Corporate Governance

Information unaudited Information ungeprüft Corporate governance

For the LLB Group, good corporate governance is an essential part of its business policy. It ensures efficient collaboration between the management bodies and a balance between responsibility and control.


We practise responsible corporate governance that is oriented towards value creation in the long term. It is characterised by efficient collaboration between the Group Executive Board and the Board of Directors, transparent accounting and reporting as well as good shareholder relations. The principles and rules on corporate governance are laid down in two laws: the Law on the Control and Supervision of Public Enterprises (ÖUSG) of 19 November 2009 and the Law on Liechtensteinische Landesbank (LLBG) of 21 October 1992. In addition, they are laid down in the statutes and rules of procedure of LLB. These documents are based on the directives and recommendations of the “Swiss Code of Best Practice for Corporate Governance” issued by the Swiss Business Federation (economiesuisse).
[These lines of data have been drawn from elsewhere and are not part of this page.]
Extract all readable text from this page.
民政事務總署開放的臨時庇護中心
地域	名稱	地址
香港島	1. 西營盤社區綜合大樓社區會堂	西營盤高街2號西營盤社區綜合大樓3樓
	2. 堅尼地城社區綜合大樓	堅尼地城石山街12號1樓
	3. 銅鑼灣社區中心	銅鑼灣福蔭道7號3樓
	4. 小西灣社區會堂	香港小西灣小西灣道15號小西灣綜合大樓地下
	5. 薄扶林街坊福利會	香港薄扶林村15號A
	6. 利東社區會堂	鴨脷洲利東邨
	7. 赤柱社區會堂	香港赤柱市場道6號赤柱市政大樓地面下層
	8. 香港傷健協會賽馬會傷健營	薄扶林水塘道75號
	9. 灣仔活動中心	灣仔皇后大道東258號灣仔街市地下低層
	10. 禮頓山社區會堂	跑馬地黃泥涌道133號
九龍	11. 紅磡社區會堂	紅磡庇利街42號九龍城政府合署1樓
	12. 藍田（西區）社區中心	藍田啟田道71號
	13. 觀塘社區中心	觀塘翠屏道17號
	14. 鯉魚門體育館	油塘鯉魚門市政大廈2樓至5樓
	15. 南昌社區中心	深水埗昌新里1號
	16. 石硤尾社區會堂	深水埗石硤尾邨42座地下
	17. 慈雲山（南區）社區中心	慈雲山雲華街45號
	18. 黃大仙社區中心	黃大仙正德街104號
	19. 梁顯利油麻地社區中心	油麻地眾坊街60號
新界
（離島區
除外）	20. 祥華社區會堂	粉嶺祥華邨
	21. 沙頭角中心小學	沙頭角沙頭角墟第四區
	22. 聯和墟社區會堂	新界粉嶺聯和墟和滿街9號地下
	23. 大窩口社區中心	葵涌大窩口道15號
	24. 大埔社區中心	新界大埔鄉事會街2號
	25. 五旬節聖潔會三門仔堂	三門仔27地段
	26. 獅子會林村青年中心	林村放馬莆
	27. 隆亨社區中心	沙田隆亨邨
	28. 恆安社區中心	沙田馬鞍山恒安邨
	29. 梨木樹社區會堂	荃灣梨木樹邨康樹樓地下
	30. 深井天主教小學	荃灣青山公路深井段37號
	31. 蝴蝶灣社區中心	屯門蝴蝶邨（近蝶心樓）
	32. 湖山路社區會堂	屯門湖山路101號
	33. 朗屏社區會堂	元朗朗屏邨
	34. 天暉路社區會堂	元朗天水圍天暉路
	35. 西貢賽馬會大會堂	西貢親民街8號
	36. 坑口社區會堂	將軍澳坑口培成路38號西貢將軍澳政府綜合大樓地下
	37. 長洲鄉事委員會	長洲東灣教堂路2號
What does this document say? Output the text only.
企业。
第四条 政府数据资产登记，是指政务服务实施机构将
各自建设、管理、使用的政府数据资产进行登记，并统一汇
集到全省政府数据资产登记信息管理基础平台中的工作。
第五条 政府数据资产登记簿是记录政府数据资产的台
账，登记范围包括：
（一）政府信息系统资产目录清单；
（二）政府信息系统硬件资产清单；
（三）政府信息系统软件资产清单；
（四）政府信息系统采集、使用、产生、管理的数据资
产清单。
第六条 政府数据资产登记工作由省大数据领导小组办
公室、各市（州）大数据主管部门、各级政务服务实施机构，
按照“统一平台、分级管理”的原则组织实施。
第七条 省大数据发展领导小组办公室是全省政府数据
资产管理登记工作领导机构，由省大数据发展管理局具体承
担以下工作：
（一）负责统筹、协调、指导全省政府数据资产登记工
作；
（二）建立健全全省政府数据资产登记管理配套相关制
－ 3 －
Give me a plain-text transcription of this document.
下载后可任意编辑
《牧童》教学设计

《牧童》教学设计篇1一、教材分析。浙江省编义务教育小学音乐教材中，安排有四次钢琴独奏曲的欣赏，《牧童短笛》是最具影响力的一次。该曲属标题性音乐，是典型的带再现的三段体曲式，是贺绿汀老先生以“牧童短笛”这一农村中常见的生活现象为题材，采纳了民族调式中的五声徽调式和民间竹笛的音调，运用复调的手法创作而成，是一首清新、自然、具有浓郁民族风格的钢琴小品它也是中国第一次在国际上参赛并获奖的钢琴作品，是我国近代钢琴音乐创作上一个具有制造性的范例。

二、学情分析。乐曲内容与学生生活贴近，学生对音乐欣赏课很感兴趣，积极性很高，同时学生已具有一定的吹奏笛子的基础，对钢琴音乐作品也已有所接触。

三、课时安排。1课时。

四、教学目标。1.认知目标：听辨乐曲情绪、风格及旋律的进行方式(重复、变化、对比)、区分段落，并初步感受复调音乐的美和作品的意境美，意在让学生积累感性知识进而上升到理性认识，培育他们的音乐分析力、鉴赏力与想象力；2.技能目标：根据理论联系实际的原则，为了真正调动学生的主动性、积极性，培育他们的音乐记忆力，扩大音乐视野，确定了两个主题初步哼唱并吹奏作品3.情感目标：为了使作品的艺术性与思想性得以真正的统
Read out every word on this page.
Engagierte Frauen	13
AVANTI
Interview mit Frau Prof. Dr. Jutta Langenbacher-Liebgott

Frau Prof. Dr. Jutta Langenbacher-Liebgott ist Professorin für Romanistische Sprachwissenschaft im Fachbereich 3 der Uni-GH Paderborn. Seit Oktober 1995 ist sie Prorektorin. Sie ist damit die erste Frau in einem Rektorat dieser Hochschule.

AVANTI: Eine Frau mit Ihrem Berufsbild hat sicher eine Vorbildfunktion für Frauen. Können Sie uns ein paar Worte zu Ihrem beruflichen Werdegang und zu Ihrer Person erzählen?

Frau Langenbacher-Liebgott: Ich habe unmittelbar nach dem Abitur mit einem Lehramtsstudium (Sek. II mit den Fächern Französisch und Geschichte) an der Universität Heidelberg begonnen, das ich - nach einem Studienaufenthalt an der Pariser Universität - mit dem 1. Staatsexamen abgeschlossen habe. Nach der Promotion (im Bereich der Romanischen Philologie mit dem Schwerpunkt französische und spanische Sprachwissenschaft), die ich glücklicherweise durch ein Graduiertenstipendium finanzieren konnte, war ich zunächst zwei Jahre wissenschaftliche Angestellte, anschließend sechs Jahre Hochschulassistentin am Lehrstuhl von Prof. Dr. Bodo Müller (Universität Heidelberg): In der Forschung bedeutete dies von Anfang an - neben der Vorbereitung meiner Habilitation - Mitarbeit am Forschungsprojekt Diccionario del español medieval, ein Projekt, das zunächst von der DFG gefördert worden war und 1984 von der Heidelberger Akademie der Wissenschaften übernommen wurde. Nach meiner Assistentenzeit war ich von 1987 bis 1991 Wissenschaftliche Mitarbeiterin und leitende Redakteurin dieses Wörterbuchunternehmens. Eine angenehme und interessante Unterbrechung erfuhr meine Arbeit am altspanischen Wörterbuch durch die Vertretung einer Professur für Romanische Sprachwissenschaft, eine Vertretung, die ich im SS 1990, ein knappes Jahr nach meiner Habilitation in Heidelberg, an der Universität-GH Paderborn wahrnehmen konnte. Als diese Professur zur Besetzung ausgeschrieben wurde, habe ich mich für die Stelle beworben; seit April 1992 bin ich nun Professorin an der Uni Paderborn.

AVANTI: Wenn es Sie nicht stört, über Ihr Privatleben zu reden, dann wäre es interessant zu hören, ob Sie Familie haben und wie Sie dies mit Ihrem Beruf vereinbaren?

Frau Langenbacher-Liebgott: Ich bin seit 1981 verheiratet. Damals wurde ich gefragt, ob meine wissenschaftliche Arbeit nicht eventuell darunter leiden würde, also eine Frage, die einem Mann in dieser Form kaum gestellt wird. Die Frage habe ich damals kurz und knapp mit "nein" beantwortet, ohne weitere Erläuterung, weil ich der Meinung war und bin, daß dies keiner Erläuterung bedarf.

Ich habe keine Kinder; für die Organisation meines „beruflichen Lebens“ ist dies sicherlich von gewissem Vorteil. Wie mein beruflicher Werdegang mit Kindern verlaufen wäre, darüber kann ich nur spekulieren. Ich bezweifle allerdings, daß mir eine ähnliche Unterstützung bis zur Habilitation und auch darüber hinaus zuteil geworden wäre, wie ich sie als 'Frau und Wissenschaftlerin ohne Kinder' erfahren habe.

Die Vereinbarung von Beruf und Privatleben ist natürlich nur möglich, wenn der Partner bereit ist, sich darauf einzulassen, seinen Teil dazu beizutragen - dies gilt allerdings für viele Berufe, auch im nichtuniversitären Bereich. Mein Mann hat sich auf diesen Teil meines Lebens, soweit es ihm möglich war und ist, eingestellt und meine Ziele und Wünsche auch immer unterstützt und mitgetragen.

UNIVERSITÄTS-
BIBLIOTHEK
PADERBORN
On 22 November 2011, the Liechtenstein Government as the representative of the principal shareholder, the Principality of Liechtenstein, adopted – with reference to the ÖUSG Law – a Participation Strategy for Liechtensteinische Landesbank AG. This strategy defines how the Principality intends to deal with its majority shareholding in the medium and long term and therefore also provides minority shareholders with certainty in planning. The Liechtenstein Government explicitly supports the stock exchange listing of LLB and retains a majority stake of at least 51 per cent. The Government represents the shareholder interest of the Principality at the General Meeting of Shareholders pursuant to the rights afforded to it by stock corporation law. It observes corporate autonomy as well as the rights and obligations arising from the stock exchange listing. At the same time, as a shareholder it also respects the decision-making authority of the Board of Directors concerning corporate strategy and corporate policy. On the basis of Art. 16 of the ÖUSG Law, the Participation Strategy was defined in consultation with LLB’s Board of Directors. Further information can be found at

This report on corporate governance complies with the requirements of the Corporate Governance Directive (RLCG) of the SIX Swiss Exchange Regulation in the version dated 29 June 2022 as well as the fully revised guidelines of the Six Exchange Regulation regarding the RLCG of 1 January 2023. If information required by the RLCG is disclosed in the Notes to the financial statement, a corresponding reference is shown.

The corporate governance report presents the situation as at 31 December 2023. Important changes that occurred between the balance sheet date and the editorial deadline for the annual report are clearly disclosed in the section Important changes since the balance sheet date or under the corresponding item.